The following libraries and functions are required.
## Load and attach required external packages.
library(ggplot2)
library(reshape2)
## Helper function to calculate the damage value.
getDamageValue <- function(value=0, exp=1) {
result <- 0
value <- as.numeric(value)
if (is.nan(value) | is.na(value) | value <= 0)
result <- 0
else {
multiplicand <- 1
switch (toupper(exp),
"K" = multiplicand <- 1000,
"M" = multiplicand <- 1000000,
"B" = multiplicand <- 1000000000
)
result <- value * multiplicand
}
return(result)
}
## Helper function to remap and consolidate the related event types.

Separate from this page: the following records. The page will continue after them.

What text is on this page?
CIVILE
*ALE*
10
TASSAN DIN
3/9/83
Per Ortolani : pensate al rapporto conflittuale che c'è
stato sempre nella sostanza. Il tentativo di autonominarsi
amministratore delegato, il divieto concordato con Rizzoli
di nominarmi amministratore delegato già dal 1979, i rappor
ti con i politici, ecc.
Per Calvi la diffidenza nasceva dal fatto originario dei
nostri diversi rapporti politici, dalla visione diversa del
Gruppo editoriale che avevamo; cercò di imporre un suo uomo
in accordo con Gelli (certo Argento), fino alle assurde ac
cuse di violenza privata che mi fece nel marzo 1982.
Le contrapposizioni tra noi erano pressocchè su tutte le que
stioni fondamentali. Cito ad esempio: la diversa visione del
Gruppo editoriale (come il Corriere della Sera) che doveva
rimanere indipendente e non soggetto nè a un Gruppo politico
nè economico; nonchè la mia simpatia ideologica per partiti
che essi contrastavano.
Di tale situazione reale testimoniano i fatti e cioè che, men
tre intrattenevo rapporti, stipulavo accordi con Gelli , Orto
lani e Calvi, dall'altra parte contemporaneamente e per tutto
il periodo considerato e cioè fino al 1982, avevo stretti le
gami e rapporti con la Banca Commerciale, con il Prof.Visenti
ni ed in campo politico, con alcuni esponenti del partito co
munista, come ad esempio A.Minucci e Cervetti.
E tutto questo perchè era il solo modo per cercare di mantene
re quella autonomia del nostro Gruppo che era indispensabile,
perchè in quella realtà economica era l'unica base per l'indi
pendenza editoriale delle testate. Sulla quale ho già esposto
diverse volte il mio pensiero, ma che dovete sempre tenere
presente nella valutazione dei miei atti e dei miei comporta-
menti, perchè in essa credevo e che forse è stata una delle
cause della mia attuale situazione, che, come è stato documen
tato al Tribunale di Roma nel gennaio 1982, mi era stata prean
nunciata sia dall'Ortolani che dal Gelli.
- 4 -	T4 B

if (!exists("remapEVTYPE", mode="function"))
source("remapEVTYPE.R")
The storm database file, repdata-data-StormData.csv.bz2, is assumed to be download and placed in the same directory as this file. It is a compressed CSV with 902297 rows and 37 variables.
## Given that the file is fairly large, check that the data has not already been loaded before reading it in.
if (!exists("dataDf"))
dataDf <- read.csv(bzfile("repdata-data-StormData.csv.bz2"))
For Question 1,
## Select only columns relevant to Question 1.
q1PlotDataDf <- dataDf[, c("EVTYPE", "FATALITIES", "INJURIES")]
## Convert the character FATALITIES and INJURIES columns to numeric ones.
q1PlotDataDf$FATALITIES <- as.numeric(q1PlotDataDf$FATALITIES)
q1PlotDataDf$INJURIES <- as.numeric(q1PlotDataDf$INJURIES)
## If both fatalities and injuries are zeroes, then we are not interest to include the event in our plot.
q1PlotDataDf <- subset(q1PlotDataDf, FATALITIES + INJURIES > 0)
For Question 2,
## Select only columns relevant to Question 2.
q2PlotDataDf <- dataDf[, c("EVTYPE", "PROPDMG", "PROPDMGEXP", "CROPDMG", "CROPDMGEXP")]
## Convert the character PROPDMG and CROPDMG columns to numeric ones.
q2PlotDataDf$PROPDMG <- as.numeric(q2PlotDataDf$PROPDMG)
q2PlotDataDf$CROPDMG <- as.numeric(q2PlotDataDf$CROPDMG)
## If both PROPDMG and CROPDMG are zeroes, then we are not interest to include the event in our plot.
q2PlotDataDf <- subset(q2PlotDataDf, PROPDMG + CROPDMG > 0)
This step essentially calls for various related event types to be remapped and consolidated according to the information laid out in Section 7 of the NOOA Storm Data Documentation.
For Question 1,
## To reduce discrepancies brought on by typos,
## - Remove the leading and trailing whitespaces, then convert EVTYPE to uppercase.
q1PlotDataDf$EVTYPE <- toupper(gsub("^\\s+|\\s+$", "", q1PlotDataDf$EVTYPE))
## - Remove extra whitespaces within the EVTYPE.
q1PlotDataDf$EVTYPE <- gsub("[\\s]+", " ", q1PlotDataDf$EVTYPE)
## Call remapEVTYPE() to consolidate the different related EVTYPEs.
q1PlotDataDf <- remapEVTYPE(q1PlotDataDf)
For Question 2,
## To reduce discrepancies brought on by typos,
## - Remove the leading and trailing whitespaces, then convert EVTYPE to uppercase.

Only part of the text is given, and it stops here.